Sampling Distributions
Suppose that we draw all possible samples of size n from a given population. Suppose further that we compute a statistic (e.g., a mean, proportion, standard deviation) for each sample. The probability distribution of this statistic is called a sampling distribution.
Sampling distributions play a critical role in inferential statistics (e.g., testing hypotheses, defining confidence intervals). To make use of a sampling distribution, analysts must understand the variability of the distribution and the shape of the distribution. This lesson introduces those topics.
Variability of a Sampling Distribution
The variability of a sampling distribution depends on four factors:
- The standard deviation in the population from which the sample is drawn.
- N: The number of observations in the population.
- n: The number of observations in the sample.
- The way that the random sample is chosen.
When the population standard deviation is known, the standard deviation of a sampling distribution can be computed. When the population standard deviation is not known, the standard deviation of a sampling distribution can be estimated from sample data. The estimate of the standard deviation of a sampling distribution is called the standard error.
Formulas for computing the standard deviation of a sampling distribution differ, depending on the statistic in question. Similarly, formulas for computing the standard error of a sampling distribution differ, depending on the statistic in question. In future lessons, we present formulas for computing the standard deviation and the standard error for different kinds of statistics.
Note: If the population size is much larger than the sample size, then the sampling distribution has roughly the same standard deviation and the same standard error, whether we sample with or without replacement. On the other hand, if the sample represents a significant fraction (say, 1/20) of the population size, the standard deviation and the standard error will be meaningfully smaller, when we sample without replacement.
Shape of a Sampling Distribution
In some situations, a sampling distribution will be approximately normal in shape. In those situations, a researcher can use the normal distribution for analysis. In other situations, a sampling distribution will more closely follow a t-distribution; and a researcher can use the t-distribution for analysis.
Let's look at some guidelines for determining when a sampling distribution will be shaped like a normal distribution or a t-distribution.
A Normal Distribution
The central limit theorem states that the sampling distribution of the mean of any independent, random variable will be normal or nearly normal, if the sample size is large enough.

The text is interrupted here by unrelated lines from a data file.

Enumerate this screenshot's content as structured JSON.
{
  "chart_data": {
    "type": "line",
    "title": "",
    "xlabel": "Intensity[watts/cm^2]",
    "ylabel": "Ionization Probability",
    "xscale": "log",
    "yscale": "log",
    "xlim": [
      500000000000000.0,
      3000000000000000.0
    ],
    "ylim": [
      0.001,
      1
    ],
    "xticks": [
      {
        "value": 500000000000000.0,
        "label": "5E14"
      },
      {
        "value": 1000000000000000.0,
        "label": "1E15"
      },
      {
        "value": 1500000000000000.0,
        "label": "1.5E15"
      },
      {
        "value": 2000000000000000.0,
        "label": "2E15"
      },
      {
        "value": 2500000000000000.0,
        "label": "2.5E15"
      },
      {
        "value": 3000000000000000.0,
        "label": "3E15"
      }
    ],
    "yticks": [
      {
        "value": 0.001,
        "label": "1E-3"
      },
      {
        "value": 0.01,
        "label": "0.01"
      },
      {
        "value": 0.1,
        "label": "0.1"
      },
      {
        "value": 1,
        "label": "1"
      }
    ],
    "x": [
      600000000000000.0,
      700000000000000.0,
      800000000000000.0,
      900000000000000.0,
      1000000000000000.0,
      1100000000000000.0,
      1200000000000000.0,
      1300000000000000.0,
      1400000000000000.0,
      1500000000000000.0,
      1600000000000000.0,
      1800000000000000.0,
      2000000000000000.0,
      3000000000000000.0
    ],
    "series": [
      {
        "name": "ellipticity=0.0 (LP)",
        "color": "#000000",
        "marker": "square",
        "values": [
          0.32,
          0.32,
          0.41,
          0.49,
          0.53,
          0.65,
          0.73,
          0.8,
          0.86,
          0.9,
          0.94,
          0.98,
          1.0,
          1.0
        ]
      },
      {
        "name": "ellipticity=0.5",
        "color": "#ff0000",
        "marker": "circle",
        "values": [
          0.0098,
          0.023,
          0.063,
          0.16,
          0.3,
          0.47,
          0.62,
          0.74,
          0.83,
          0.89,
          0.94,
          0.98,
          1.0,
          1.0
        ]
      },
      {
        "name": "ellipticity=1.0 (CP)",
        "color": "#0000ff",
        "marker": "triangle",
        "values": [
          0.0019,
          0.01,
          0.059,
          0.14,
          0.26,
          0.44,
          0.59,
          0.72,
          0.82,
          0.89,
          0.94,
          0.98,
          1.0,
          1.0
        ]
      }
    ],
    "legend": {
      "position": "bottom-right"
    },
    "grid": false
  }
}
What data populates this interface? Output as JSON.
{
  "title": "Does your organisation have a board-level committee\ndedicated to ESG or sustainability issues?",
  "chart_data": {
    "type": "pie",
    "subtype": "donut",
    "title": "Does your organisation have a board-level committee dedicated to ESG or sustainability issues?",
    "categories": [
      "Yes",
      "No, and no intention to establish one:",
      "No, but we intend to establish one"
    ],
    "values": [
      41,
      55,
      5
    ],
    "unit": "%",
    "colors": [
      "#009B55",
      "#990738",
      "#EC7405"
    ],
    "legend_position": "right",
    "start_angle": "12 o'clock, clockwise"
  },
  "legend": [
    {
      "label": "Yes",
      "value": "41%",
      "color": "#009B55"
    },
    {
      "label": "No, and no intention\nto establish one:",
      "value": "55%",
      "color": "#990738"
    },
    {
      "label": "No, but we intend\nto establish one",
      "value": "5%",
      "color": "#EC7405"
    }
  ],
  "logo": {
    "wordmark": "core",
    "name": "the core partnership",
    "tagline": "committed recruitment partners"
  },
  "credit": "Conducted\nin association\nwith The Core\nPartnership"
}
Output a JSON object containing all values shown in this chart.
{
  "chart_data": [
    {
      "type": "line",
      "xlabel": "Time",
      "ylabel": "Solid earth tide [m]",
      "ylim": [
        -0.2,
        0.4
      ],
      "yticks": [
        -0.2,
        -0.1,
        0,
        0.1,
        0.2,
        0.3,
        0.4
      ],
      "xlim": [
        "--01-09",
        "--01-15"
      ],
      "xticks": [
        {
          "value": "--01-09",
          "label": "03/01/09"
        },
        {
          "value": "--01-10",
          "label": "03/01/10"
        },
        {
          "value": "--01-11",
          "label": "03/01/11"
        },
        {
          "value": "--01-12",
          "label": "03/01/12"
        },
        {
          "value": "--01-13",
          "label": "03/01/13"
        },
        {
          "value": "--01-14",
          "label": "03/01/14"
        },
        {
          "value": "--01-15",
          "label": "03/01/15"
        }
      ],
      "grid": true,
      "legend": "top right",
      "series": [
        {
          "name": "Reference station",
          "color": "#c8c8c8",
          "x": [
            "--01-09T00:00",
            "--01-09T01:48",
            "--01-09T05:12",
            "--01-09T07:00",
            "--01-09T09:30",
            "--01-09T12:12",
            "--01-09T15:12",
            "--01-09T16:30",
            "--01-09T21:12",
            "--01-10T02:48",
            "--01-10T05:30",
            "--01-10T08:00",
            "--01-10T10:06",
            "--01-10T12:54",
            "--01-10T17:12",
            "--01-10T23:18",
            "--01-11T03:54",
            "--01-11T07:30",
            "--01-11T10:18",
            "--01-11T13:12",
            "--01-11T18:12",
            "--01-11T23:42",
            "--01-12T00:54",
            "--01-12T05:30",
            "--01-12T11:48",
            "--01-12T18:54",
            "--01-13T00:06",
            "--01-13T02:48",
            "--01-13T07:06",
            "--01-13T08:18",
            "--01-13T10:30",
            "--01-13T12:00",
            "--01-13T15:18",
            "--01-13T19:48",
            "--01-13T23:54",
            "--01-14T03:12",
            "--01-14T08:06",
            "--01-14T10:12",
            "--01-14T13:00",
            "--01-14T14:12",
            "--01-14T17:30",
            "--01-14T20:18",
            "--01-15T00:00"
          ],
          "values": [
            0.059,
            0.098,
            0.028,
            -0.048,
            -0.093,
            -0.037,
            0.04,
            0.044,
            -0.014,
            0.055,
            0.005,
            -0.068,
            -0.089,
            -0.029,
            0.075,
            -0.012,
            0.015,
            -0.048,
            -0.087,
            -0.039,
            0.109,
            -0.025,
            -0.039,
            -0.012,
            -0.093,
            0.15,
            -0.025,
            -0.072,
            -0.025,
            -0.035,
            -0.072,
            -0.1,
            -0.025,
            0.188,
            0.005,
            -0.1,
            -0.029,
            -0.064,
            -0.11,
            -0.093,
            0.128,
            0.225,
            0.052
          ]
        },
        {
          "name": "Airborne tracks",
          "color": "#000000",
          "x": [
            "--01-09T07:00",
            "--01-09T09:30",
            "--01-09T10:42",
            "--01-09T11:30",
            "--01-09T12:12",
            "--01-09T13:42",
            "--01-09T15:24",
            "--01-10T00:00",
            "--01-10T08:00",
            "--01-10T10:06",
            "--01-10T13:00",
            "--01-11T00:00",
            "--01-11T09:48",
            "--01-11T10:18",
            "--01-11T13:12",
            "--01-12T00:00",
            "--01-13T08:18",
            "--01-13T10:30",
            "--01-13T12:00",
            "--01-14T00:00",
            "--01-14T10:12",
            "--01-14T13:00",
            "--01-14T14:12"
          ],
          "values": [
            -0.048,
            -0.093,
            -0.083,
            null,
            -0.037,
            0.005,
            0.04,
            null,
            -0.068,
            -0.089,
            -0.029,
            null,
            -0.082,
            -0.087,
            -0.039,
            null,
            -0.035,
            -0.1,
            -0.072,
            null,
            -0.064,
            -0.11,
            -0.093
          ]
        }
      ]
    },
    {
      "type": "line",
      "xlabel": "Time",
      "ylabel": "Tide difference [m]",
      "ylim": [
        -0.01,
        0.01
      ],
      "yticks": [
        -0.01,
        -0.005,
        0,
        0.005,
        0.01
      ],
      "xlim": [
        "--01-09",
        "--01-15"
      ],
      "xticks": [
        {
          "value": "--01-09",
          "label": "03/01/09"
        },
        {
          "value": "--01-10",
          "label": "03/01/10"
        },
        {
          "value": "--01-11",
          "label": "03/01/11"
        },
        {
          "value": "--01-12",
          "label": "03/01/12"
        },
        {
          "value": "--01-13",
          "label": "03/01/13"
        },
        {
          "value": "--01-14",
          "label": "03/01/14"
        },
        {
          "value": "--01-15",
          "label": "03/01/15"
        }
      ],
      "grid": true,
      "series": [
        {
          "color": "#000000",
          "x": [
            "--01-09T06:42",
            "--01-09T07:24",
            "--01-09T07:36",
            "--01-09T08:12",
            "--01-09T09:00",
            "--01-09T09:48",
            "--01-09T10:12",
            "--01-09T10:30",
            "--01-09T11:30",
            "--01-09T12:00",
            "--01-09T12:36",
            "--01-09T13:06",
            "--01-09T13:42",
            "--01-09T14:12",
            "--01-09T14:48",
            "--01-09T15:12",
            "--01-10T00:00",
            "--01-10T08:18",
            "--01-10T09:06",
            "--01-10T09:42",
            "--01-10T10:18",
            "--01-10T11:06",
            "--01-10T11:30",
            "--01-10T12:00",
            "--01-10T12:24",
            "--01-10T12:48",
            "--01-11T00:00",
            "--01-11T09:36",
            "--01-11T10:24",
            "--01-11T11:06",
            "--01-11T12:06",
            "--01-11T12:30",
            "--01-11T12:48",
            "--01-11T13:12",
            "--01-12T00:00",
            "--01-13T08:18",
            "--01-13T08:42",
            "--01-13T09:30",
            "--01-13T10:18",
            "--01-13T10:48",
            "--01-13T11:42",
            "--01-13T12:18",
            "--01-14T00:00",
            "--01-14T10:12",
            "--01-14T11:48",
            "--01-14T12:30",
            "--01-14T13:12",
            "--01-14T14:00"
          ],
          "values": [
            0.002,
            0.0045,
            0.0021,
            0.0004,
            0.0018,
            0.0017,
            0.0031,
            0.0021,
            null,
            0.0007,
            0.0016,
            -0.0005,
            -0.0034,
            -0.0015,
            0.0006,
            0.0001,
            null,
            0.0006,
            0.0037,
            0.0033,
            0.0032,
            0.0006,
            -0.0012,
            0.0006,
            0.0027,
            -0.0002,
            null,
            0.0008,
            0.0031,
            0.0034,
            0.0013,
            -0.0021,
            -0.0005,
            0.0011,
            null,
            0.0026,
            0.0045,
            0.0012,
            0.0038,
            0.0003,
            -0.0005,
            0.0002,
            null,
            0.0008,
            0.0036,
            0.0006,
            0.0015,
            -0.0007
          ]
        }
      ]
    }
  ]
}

How large is "large enough"? The answer depends on two factors.
- Requirements for accuracy. The more closely the sampling distribution needs to resemble a normal distribution, the more sample points will be required.
- The shape of the underlying population. The more closely the original population resembles a normal distribution, the fewer sample points will be required.
In practice, some statisticians say that a sample size of 20 is large enough when the population distribution is roughly bell-shaped. Others recommend a sample size of at least 30. But if the original population is distinctly not normal (e.g., is badly skewed, has multiple peaks, and/or has outliers), researchers like the sample size to be even larger.
A t-distribution
If the underlying population distribution is normally distributed, the sampling distribution will be shaped like a t-distribution. This is true, even when the sample size is small.
In practice, many statisticians relax the normality requirement. They are comfortable using the t-distribution when the population distribution is roughly bell-shaped, even if it is not exactly normal.
How to Choose Between t-distribution and Normal Distribution
The t-distribution and the normal distribution are both bell-shaped distributions. This suggests that we might use either the t-distribution or the normal distribution to analyze sampling distributions that are roughly bell-shaped. Which should we choose?
Guidelines exist to help you make that choice. Some focus on the population standard deviation.
- If the population standard deviation is known, use the normal distribution
- If the population standard deviation is unknown, use the t-distribution.
Other guidelines focus on sample size.
- If the sample size is large, use the normal distribution. (See the discussion above on the central limit theorem to understand what is meant by a "large" sample.)
- If the sample size is small, use the t-distribution.
In practice, researchers employ a mix of the above guidelines. On this site, we use the normal distribution when the population standard deviation is known and the sample size is large. We use the t-distribution when standard deviation is unknown, although the t-distribution and the normal distribution are nearly identical when the sample size is very large. We use the t-distribution when the sample size is small, unless the underlying distribution is distinctly not normal. The t-distribution should not be used with small samples from populations that are not approximately normal.